Increase Fiber Intake
Eating fiber is good for many different things, such as healthy bowel movements, helps to regulate blood sugar, lowers cholesterol, and can help to lower creatinine levels. Increasing your fiber intake while sticking to your renal diet is a great way to help lower these levels and help regulate your digestion and other issues you may have, such as diabetes or other health complications.
What Causes High BUN & Creatinine Levels?
As we have covered above, high blood urea nitrogen and creatinine levels can be caused by liver damage and kidney damage. However, if you are already diagnosed with chronic kidney disease, then a further increase in these lab tests can be caused by a multitude of other reasons as well. Some of these reasons for a sudden increase could be that you have been eating a lot of protein or red meat, you have a fever or other infection present that you may not have been aware of, you could be dehydrated, stressed, or you could be suffering from poor circulation.
What Are The Symptoms of High Blood Urea Nitrogen?
Frequent Urination (or lack of)
One of the symptoms of high blood urea nitrogen has to deal with the amount of urination you are experiencing. Increased BUN and creatinine levels can result in an increase in urination or a decrease in urination. Any change from your normal routine should be noted and brought up at your next appointment with your physician.
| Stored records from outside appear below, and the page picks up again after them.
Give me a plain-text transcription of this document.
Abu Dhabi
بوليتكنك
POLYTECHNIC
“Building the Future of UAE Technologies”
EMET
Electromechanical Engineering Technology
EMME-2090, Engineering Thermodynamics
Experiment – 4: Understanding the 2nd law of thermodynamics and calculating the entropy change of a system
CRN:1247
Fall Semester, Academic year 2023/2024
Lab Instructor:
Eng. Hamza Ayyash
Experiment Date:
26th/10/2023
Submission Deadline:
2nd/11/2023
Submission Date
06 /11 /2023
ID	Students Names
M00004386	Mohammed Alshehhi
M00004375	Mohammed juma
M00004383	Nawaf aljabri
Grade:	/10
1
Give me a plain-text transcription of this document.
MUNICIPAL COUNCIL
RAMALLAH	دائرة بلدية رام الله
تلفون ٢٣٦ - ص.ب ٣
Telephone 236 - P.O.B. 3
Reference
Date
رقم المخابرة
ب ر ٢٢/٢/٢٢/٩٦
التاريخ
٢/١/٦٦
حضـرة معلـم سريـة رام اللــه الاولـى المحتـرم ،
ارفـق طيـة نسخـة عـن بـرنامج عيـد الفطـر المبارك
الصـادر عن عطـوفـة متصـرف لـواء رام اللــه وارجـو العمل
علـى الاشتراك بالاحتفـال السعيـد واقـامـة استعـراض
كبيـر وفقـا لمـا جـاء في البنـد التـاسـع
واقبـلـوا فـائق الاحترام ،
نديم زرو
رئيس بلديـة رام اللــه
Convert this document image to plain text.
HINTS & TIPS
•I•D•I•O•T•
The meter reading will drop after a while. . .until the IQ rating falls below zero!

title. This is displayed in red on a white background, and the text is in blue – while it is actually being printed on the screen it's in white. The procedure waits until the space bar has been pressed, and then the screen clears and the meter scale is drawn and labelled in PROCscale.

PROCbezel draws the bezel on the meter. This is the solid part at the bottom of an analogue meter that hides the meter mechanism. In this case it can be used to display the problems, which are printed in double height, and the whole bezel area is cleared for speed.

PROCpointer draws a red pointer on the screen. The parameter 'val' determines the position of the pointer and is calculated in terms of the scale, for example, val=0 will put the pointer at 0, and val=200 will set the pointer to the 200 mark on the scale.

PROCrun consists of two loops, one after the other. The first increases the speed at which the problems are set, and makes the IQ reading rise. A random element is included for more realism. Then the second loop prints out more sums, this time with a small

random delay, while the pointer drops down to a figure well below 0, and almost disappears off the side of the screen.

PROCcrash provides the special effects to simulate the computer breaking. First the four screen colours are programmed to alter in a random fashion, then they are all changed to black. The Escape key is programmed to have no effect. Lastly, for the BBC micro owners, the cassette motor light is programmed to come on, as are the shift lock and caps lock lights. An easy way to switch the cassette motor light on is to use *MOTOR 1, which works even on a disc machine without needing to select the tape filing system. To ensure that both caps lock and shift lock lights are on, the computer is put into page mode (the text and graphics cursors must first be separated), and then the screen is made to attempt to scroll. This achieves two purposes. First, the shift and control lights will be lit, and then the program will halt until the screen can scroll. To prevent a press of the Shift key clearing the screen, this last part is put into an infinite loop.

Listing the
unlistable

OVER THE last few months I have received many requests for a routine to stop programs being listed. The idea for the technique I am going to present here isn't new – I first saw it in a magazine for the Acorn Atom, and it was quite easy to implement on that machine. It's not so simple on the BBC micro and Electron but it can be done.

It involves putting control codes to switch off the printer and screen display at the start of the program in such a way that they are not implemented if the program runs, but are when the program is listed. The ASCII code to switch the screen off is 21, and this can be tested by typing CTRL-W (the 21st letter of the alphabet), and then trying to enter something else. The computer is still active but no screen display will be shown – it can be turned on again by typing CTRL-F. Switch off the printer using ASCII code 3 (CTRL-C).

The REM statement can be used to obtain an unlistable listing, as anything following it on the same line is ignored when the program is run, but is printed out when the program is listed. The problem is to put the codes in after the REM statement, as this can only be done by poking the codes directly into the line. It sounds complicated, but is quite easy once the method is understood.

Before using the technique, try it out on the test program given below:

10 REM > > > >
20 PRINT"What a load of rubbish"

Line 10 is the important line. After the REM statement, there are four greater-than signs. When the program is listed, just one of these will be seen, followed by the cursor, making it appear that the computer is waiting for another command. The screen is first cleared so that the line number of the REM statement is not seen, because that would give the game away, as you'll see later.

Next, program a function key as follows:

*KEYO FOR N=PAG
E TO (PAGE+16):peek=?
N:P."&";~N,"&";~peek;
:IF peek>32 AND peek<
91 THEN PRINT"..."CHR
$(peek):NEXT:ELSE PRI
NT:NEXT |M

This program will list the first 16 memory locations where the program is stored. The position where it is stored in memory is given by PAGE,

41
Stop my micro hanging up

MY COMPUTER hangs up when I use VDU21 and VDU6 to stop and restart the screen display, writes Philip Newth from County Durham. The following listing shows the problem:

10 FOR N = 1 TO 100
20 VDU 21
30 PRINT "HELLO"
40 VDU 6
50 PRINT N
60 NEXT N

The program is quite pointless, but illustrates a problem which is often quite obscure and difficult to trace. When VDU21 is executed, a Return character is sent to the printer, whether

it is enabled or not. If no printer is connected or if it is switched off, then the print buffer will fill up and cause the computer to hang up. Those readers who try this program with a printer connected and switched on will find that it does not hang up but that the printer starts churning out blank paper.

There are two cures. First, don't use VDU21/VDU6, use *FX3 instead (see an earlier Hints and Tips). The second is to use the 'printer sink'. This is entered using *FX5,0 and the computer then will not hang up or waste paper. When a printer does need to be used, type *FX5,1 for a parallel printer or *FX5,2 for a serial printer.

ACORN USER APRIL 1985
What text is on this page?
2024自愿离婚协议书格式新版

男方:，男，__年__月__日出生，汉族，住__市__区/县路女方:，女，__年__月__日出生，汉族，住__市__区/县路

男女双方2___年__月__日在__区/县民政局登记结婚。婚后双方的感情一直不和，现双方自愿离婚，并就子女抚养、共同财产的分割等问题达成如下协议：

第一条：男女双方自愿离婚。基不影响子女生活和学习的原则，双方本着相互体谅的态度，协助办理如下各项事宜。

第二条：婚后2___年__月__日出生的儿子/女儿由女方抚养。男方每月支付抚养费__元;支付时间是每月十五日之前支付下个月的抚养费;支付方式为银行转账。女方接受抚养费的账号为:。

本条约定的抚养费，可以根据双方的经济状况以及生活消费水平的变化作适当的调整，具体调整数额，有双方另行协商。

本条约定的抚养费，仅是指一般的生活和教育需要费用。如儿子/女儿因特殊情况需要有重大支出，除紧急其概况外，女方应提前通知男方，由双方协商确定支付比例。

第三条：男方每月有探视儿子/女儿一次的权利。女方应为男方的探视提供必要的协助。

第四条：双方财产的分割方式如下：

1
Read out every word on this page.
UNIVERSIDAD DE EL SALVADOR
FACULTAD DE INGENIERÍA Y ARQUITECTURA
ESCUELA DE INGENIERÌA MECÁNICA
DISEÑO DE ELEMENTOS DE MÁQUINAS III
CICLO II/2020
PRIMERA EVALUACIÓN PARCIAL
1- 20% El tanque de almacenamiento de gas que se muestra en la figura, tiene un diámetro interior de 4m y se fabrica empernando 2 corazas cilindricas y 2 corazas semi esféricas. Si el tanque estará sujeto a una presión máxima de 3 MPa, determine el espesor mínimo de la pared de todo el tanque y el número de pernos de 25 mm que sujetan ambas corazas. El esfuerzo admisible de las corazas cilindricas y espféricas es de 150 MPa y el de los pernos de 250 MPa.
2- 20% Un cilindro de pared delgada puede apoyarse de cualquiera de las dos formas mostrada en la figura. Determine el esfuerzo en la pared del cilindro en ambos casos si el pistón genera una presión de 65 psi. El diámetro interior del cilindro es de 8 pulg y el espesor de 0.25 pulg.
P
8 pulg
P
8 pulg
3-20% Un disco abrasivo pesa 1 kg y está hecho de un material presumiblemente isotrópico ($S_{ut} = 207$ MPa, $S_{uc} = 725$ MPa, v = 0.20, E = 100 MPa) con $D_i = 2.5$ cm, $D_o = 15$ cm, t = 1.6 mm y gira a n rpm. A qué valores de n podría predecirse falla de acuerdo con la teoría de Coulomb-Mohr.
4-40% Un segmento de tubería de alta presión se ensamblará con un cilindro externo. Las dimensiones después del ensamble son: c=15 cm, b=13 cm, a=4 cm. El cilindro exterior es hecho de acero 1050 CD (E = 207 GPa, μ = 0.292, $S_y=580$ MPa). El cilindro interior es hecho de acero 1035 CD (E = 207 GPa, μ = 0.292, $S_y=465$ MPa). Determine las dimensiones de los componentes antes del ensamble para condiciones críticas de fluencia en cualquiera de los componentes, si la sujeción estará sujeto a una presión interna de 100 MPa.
If you have chronic kidney disease, these issues may be more prevalent. If you are urinating a lot, you could be making yourself dehydrated by the loss of water through these processes. If you are not urinating as much, you could be increasing the urea levels by not excreting as much of this waste as you should, which could also cause dehydration.
Exhaustion and fatigue can be a symptom of high BUN, and elevated creatinine levels as the increase of waste products can cause you to feel sluggish. If you are a patient with chronic kidney disease and you have been feeling unusually sluggish or exhausted, you should schedule an appointment with your physician to check your BUN and creatinine levels.
If you have an increased amount of these waste products that your kidneys have not been able to remove from your body, these tests will be higher, and you may require medication or a renal diet change.
Swelling of the extremities
Much like some of our other symptoms on this list, swelling of the extremities can indicate an issue of dehydration or further kidney damage. This is also a symptom of high BUN and creatinine levels, and should be addressed by your doctor immediately. If you are a patient on dialysis, you are probably familiar with the fact that the swelling of the arms and legs can indicate something known as retention.
Retention is indicative of end-stage renal failure, and dialysis patients must go to regular dialysis appointments to avoid this serious condition. Swelling and retention is a symptom of high BUN levels and creatinine because it indicates that the kidneys are not successfully removing excess wastes, toxins, and fluids from the body.
If you are struggling with high BUN levels, there are actions you can take to try to decrease your blood urea nitrogen and creatinine levels.
An increase in BUN levels or creatinine levels may cause you stress, but there are a few simple explanations and tips for why they may be raised and how you can decrease them. It is essential to discuss any dietary changes or new symptoms with your physician so that you can implement some of their tips and ours at home to improve these levels!